Evet her ne kadar teşhisi gayrı ilmi yollarla kaçak olarak koyduksak da kitap genel olarak böyle. Konusuna, içeriğine hiç girmeye gerek yok. Gerçek ve kurgu harmanlanmış, okuyucuya sunulmuş. Tabi yukarıdaki semptomlarda gördüğümüz üzere aşk olayların merkezinde. Bu noktada okuyucu, tarihi gerçeklikler ile aşkın duygusal boyutları arasında savrulabilir.
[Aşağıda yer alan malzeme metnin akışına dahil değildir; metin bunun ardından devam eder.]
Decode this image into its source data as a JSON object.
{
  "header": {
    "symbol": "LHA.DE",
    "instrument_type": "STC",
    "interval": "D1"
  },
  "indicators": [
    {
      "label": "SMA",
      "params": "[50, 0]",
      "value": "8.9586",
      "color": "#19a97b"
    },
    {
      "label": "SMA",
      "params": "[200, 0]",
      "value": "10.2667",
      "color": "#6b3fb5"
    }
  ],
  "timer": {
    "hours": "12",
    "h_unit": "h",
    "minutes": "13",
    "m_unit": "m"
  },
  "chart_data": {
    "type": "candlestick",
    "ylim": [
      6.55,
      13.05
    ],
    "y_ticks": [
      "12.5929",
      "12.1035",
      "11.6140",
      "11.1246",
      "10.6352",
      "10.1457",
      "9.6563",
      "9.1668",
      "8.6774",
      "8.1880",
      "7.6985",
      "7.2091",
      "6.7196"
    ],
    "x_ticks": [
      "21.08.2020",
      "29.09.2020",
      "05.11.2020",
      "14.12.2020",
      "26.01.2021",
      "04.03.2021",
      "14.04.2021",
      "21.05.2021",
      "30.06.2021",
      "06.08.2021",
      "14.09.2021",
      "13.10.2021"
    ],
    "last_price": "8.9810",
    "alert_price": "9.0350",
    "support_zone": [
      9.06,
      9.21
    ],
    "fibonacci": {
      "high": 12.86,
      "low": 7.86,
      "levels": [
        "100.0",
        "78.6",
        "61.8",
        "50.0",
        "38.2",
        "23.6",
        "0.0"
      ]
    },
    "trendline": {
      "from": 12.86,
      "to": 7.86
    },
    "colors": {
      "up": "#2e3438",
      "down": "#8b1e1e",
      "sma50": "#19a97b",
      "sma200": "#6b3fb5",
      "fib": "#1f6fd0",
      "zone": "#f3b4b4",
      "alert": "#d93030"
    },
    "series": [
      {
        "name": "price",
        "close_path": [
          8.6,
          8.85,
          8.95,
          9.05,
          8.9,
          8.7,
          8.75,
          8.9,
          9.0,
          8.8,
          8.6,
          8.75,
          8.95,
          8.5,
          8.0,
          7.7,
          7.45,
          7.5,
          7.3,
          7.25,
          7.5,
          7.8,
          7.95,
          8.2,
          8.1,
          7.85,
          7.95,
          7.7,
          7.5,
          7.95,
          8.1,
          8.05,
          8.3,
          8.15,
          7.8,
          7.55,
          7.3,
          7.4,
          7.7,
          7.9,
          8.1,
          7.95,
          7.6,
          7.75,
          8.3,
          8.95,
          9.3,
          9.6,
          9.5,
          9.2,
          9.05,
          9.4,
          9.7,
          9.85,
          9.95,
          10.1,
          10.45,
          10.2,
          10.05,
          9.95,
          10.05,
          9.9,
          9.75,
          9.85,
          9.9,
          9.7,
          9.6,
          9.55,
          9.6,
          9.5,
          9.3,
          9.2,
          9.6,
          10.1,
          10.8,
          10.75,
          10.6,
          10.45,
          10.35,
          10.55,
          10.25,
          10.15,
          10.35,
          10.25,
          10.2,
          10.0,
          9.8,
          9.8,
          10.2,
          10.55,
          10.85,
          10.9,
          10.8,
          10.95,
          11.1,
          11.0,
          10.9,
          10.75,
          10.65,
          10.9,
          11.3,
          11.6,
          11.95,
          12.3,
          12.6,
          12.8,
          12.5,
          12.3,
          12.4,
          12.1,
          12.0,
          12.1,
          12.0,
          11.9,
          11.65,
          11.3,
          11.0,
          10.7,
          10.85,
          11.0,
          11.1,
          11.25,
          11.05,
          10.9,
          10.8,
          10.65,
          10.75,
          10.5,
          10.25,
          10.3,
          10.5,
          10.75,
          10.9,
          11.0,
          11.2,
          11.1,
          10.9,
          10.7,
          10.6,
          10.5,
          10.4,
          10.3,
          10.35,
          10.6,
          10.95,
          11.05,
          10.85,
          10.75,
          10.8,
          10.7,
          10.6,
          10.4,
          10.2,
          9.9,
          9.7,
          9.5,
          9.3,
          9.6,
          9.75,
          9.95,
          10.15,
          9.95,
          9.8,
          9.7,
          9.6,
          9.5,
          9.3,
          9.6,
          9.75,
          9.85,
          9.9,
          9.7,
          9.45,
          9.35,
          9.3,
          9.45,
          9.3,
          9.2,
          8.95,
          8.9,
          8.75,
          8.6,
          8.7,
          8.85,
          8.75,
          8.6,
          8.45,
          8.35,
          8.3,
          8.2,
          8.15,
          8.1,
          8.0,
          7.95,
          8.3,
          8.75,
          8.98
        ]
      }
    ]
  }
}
Ve sıklıkla kurgunun içine serpiştirilmiş bilgiler, onu kimi yerde romanın dışına sürükleyebilir. Hani şuna mı kızayım, bunu mu araştırayım, ona mı üzüleyim gibi gitgeller yahut gelgitler yaşayabilir. Ayrıca uyanık okuyucu verilen bilgileri netten araştırabilir. Mesela kitapta alıntı içinde yer alan Milli Emniyet Teşkilatı'nın aslında olmadığını onun yerine Milli Emniyet Hizmeti'nin olduğunu görecektir. Yani 2 günde bitireceğine 4 günde bitirebilir kitabı. Roman boyunca yazara bir yönden kızıyordum. Şöyle ki, kahramanı özgür bırakmıyordu. Sık sık başkarakteri susturup adeta kendisi konuşuyordu. Yani Maya'nın sesi değil de, Livaneli'nin sesini duyuyordum satırlar arasında. Bunu da kendisi "çünkü bu ustaca bir kitap yazma girişimi değil, bir iç dökme" cümlesiyle açıklamış oluyordu bir nebze. Kitap elbette yazarın da demesi gibi, edebi nitelik kaygısıyla yazılmamış, samimi, içten. Son olarak hani Mevlana ve Yunus Emre arasında geçen bir diyalog anlatılır ya Yunus Emre, Mevlana'ya Mesnevi'de sözü çok uzattığını söylemiş de peşinden şunu eklemiş: Ete kemiğe büründüm/Yunus diye göründüm. Bu 481 sayfalık kitabın da ete kemiğe bürünen cümlesi benim için şu oldu: "Yılanlarla, akreplerle, tehlikeli kuyularla dolu arka bahçede oynamasına izin verilmeyen çocuklar gibiydik." İyi okumalar.